PS: Exactly. And it had to be done that way, there were no static scenes except the cutscenes. That atmospheric music wasn’t just a noodle on a keyboard, that was a completed piece based on the level or the room, and then the programmers did an excellent job of creating that dynamically as you walked–or skittered–around.
ND: On that same token, it seems like the game emphasizes atmospheric audio over individual themes for each character. Why and how did you do that?
PS: Well, I didn’t really pay a ton of attention to matching the thematic elements of characters to a particular sound. Normally you hear that–normally you associate a character with some sort of melody. But the whole thing was such an acid trip that I didn’t want to pigeonhole people into that. I wanted to keep the sensation of surrounding them with an alien landscape. So, I basically did that through the choice of my equipment, utilizing stuff like the PBG, the microwave…equipment which would be considered now to be archaic, but had a definite “sound” to it, which could lend itself to being that type of environmental sound. It kinda worked out well that I was the artist who had a bunch of weird crap, and in using it, created such a bizarre landscape that it really worked throughout. Today, preset sounds are all the rage, and even back then I was against that. I’d get a unit, a machine, and stay away from presets, try and make something really unique. These days very artists are doing that.
ND: That’s one of the most amazing things about people composing for games in the late 80s/early 90s, when the technology wasn’t really “there,” and you had to push that technology to or even past its limits to get these really cool effects. Bad Mojo really accomplishes that. How did you manage it?

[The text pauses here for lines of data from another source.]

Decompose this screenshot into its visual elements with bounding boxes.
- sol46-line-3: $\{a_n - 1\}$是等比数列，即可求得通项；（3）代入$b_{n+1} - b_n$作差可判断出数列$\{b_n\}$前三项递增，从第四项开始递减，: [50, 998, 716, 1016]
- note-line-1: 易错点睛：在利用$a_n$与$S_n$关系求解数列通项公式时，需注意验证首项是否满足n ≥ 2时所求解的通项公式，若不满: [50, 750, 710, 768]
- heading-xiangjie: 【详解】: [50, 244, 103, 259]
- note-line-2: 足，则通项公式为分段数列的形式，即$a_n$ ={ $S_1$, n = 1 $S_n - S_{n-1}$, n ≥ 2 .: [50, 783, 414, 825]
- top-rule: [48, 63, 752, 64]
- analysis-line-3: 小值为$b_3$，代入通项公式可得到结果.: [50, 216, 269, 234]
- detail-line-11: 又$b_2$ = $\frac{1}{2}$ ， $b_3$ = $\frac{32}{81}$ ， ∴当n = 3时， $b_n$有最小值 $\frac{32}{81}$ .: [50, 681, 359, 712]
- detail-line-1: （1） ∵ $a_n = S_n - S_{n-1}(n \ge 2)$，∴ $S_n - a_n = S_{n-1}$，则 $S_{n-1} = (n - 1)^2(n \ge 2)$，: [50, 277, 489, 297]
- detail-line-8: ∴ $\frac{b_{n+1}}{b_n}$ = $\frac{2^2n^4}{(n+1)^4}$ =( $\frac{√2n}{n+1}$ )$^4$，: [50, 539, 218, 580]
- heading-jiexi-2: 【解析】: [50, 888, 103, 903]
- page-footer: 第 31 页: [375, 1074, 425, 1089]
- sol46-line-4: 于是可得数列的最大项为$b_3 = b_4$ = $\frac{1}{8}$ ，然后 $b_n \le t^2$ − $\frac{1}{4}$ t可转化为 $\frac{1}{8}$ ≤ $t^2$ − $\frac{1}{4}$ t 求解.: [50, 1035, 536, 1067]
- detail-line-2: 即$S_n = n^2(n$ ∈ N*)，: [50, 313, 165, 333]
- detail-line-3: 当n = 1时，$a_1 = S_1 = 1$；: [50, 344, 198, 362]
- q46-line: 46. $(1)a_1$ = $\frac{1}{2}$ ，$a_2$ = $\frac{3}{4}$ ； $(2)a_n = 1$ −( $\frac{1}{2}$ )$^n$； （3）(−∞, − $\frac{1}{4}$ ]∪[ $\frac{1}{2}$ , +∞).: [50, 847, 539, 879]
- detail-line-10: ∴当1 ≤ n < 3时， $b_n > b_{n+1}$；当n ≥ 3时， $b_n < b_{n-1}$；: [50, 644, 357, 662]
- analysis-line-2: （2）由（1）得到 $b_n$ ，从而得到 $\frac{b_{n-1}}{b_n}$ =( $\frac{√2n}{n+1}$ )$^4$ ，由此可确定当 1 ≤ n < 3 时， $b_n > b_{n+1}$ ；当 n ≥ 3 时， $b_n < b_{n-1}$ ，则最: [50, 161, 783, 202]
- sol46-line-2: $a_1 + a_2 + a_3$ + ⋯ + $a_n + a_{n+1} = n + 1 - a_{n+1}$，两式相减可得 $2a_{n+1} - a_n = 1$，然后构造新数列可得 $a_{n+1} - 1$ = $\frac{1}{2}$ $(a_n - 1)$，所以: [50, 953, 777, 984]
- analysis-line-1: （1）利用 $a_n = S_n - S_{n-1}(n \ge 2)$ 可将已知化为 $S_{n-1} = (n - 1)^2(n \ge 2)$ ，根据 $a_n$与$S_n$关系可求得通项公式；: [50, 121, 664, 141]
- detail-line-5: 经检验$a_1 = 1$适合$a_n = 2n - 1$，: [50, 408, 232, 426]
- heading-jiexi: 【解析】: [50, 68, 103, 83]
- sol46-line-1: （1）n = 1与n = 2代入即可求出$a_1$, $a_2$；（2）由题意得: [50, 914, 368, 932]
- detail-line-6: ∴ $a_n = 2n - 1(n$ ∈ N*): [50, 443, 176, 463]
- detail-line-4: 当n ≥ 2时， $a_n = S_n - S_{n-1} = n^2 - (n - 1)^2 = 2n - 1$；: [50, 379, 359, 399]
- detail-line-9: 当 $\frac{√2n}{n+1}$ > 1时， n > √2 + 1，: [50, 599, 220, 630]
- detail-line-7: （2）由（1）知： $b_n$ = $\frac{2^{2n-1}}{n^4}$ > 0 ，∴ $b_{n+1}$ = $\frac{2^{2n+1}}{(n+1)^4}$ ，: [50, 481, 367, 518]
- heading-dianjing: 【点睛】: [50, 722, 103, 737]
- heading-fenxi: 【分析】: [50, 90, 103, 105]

PS: Yeah. I’ll admit that some of those were happy accidents that came through planned strategy. That’s really what’s nice about being given the time that I was given to work on Bad Mojo. For a lot of projects like it, the artist will be given two weeks to complete what should take two months. The crew was very gracious to give me the months to work on the score and really envelop myself in it, and utilize all the instruments to my advantage. Including, one of the main programmers had a pet that he gave to me, Buffy, a Madagascar hissing cockroach. Any hissing cockroach sounds that you hear during the game are Buffy being sampled. My studio included Buffy on one side, and Frida, a tarantula who was a model for the game. Back in those days, it was really wonderful—it was a freakhouse creating freakish sound design. That’s really, I think, what gives Bad Mojo its unique sound.
ND: I’m imagining this studio of yours, where you’re actually sitting down and Foleying and sampling a cockroach and a tarantula as musical instruments.
PS: They were very cooperative. It was a lot of fun!
ND: It seems like you came to all this from an electronica-industrial background. How did you find your way to gaming? Do you feel like you missed your calling as a DJ?
PS: Funny you should mention—I am a DJ. Aren’t we all? I had come to SF after starting an online bulletin board, back in the days of the modem, called Cyberden, and operating as Xorcist I thought I’d bring this online industrial-gothic community together. So I was DJing and running a club called the House of Usher, and at the time this sound really matched with Iron Helix, which was very dark, and then by the time Bad Mojo came around I was still in full swing of running the club, DJing, and touring, and it seemed like a perfect match. It was great working with the team—they were visionaries, I think they still are.
ND: So are you still holding out for Bad Mojo ii?
PS: Hell yeah!
ND: This is the age of Indiegogo and Kickstarter, it could happen.
PS: It could–and if it does happen, I still have my studio and MIDI interface.